L’impact sur la faune et la flore marine des chaluts qui ratissent aveuglément les océans est déjà bien documenté. Mais cette technique de pêche est aussi en train de « terrasser » littéralement le fond des mers, déplaçant des milliers de tonnes de sédiments marins sur de vastes étendues, selon une étude publiée mercredi.
Le chalutage de fond est pratiqué de longue date sur les « talus continentaux » de nombreuses régions du monde et cette pratique n’a cessé de s’intensifier pour compenser l’appauvrissement des ressources.
C’est notamment le cas en Méditerranée, au nord de la Catalogne, où Pere Puig et ses collègues de l’Université de Barcelone ont tenté d’en évaluer l’impact.
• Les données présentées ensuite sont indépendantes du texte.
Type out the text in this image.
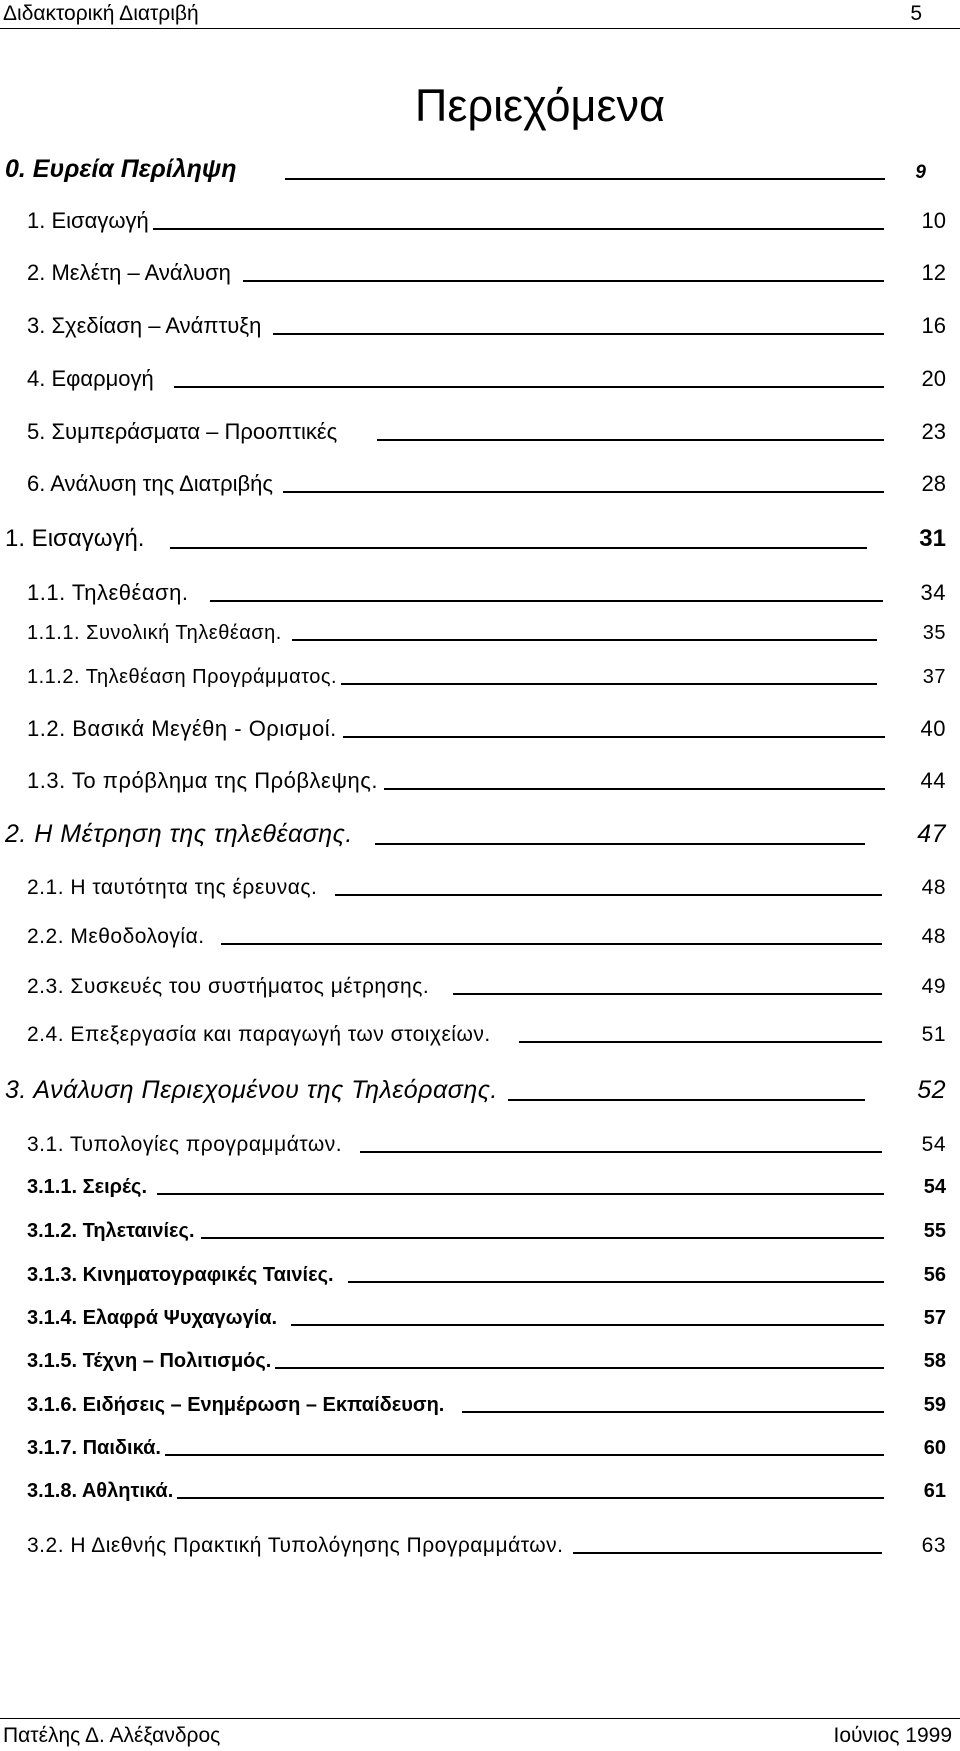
Διδακτορική Διατριβή	5
Περιεχόμενα
0. Ευρεία Περίληψη	9
1. Εισαγωγή	10
2. Μελέτη – Ανάλυση	12
3. Σχεδίαση – Ανάπτυξη	16
4. Εφαρμογή	20
5. Συμπεράσματα – Προοπτικές	23
6. Ανάλυση της Διατριβής	28
1. Εισαγωγή.	31
1.1. Τηλεθέαση.	34
1.1.1. Συνολική Τηλεθέαση.	35
1.1.2. Τηλεθέαση Προγράμματος.	37
1.2. Βασικά Μεγέθη - Ορισμοί.	40
1.3. Το πρόβλημα της Πρόβλεψης.	44
2. Η Μέτρηση της τηλεθέασης.	47
2.1. Η ταυτότητα της έρευνας.	48
2.2. Μεθοδολογία.	48
2.3. Συσκευές του συστήματος μέτρησης.	49
2.4. Επεξεργασία και παραγωγή των στοιχείων.	51
3. Ανάλυση Περιεχομένου της Τηλεόρασης.	52
3.1. Τυπολογίες προγραμμάτων.	54
3.1.1. Σειρές.	54
3.1.2. Τηλεταινίες.	55
3.1.3. Κινηματογραφικές Ταινίες.	56
3.1.4. Ελαφρά Ψυχαγωγία.	57
3.1.5. Τέχνη – Πολιτισμός.	58
3.1.6. Ειδήσεις – Ενημέρωση – Εκπαίδευση.	59
3.1.7. Παιδικά.	60
3.1.8. Αθλητικά.	61
3.2. Η Διεθνής Πρακτική Τυπολόγησης Προγραμμάτων.	63
Πατέλης Δ. Αλέξανδρος	Ιούνιος 1999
D’après leurs observations, des flux de sédiments massifs étaient mesurés, durant les jours de semaine et les heures ouvrables uniquement, sur les flancs du canyon sous-marin de La Fonera, très fréquenté par les chalutiers, à proximité du port de pêche de Palamos (nord-est de l’Espagne). Une quantité de sédiments à peu près équivalente à celle déplacée par les tempêtes et les pluies d’hiver, estiment les scientifiques.
En l’espace d’un peu plus de quatre mois de chalutage, cela revient à au moins 5.400 tonnes de sédiments envoyés vers le fond du canyon, quelques kilomètres plus bas.
10 millions de m3
—————–
En d’autres termes, les sédiments s’accumulent deux fois plus vite dans cette zone depuis les années 1970 et l’industrialisation de la flotte de chalutiers, indiquent les calculs de l’équipe de Pere Puig, publiés dans la revue britannique Nature.
Ces évaluations ont été confirmées par un relevé topographique du canyon qui « a révélé un lissage notable » au-delà de 800 mètres de profondeur sur le flanc nord du canyon. Une zone de plus de 40 km2 qui coïncide très précisément avec la route suivie par les gros chalutiers.
A l’inverse, les régions du canyon qui restent inexploitées ont conservé un réseau dense et complexe de petites vallées tortueuses dotées de nombreux escarpements.
Au total, ce serait 10 millions de m3 de sédiments qui auraient été arrachés au flanc du canyon par les chaluts en l’espace d’une quarantaine d’années, estiment les chercheurs. Un chiffre qui donne le vertige si on le rapporte à la surface des océans sillonnée chaque jour dans le monde par les flottes de chalutiers industriels.
« Nos résultats soulignent que le chalutage de fond n’altère pas seulement le flux de sédiments mais aussi la physionomie même du talus continental », provoquant une réduction drastique de l’habitat sous-marin qui risque d’affecter la diversité des espèces, concluent les chercheurs.
« On a comparé le chalutage de fond à la déforestation, mais nos travaux font plutôt penser à l’agriculture intensive » qui nivelle les sols.
« Sauf que les agriculteurs labourent leurs terres quelques jours par an, alors qu’en mer le chalutage peut être quotidien », insistent les experts.